Czy porzucilibyście pracę, aby odnaleźć swojego czworonoga?

Carol King ze stanu Waszyngton spędziła 57 dni na poszukiwaniach swojego zaginionego psa.

„Jeśli kochasz swojego czworonoga nie możesz się poddać. Wiesz, że Twój pies szuka Ciebie. Więc i Ty musisz szukać swojego psa. Musisz mieć nadzieję. Nie możesz się poddać” – powiedziała Carol.

W lipcu państwo King, wraz ze swoją 7-letnią suczką o imieniu Katie, udali się w podróż do Montany. Podczas ich pobytu w miejscowości Kalispell, 20 lipca, sunia przestraszyła się grzmotów i uciekła z hotelu. Zrozpaczeni właściciele rozwiesili ponad 500 ulotek w pobliskiej okolicy. Podczas swoich poszukiwań wykorzystali nawet kamery sportowe i noktowizory. Niestety nikt nie widział Katie.

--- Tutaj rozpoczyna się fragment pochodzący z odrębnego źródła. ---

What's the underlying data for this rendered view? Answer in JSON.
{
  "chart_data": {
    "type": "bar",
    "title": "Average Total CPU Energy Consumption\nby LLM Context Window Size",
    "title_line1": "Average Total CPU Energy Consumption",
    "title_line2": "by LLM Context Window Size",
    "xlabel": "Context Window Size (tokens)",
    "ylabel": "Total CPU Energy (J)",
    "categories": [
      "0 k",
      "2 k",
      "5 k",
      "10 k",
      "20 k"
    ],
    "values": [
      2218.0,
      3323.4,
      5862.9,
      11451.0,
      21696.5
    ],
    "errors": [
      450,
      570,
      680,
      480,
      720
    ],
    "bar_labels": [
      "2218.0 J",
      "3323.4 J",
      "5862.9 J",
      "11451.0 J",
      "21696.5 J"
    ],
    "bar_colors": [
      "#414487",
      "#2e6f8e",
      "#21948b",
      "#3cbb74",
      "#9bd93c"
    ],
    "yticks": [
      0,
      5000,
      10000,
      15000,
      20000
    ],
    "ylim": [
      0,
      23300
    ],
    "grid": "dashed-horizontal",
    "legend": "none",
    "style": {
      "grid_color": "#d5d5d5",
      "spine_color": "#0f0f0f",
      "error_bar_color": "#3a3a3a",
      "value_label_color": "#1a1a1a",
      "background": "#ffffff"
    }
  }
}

Carol King postanowiła zwolnić się z pracy i zostać w okolicach Kalispell. Przez prawie dwa miesiące King nieustanie rozwieszała ulotki i jeździła po okolicznych miejscowościach w poszukiwaniu Katie.

W końcu 14 września, nieznajomy mężczyzna zadzwonił na numer z ulotki twierdząc, że pies o wyglądzie Katie był w jego ogródku. Niestety kiedy King dojechała na miejsce psa już nie było.

Zdesperowana wróciła w to samo miejsce następnego dnia i rozpoczęła przeczesywanie okolicy. Kilka godzin później, przy pomocy okolicznych mieszkańców, Katie została namierzona. Leżała pod jednym z drzew.

„Kiedy ją zobaczyłam, podbiegłam do niej i ją przytuliłam. Łzy płynęły po moich policzkach, a mieszkańcy przytulali nas i bili brawo. Myślę, że cała okolica wiedziała, że ją znaleźliśmy”.
„Naprawdę chcę podziękować społeczności” – powiedziała King. „To było po prostu niesamowite, praca zespołowa, której celem było znalezienie nieznajomego psa”.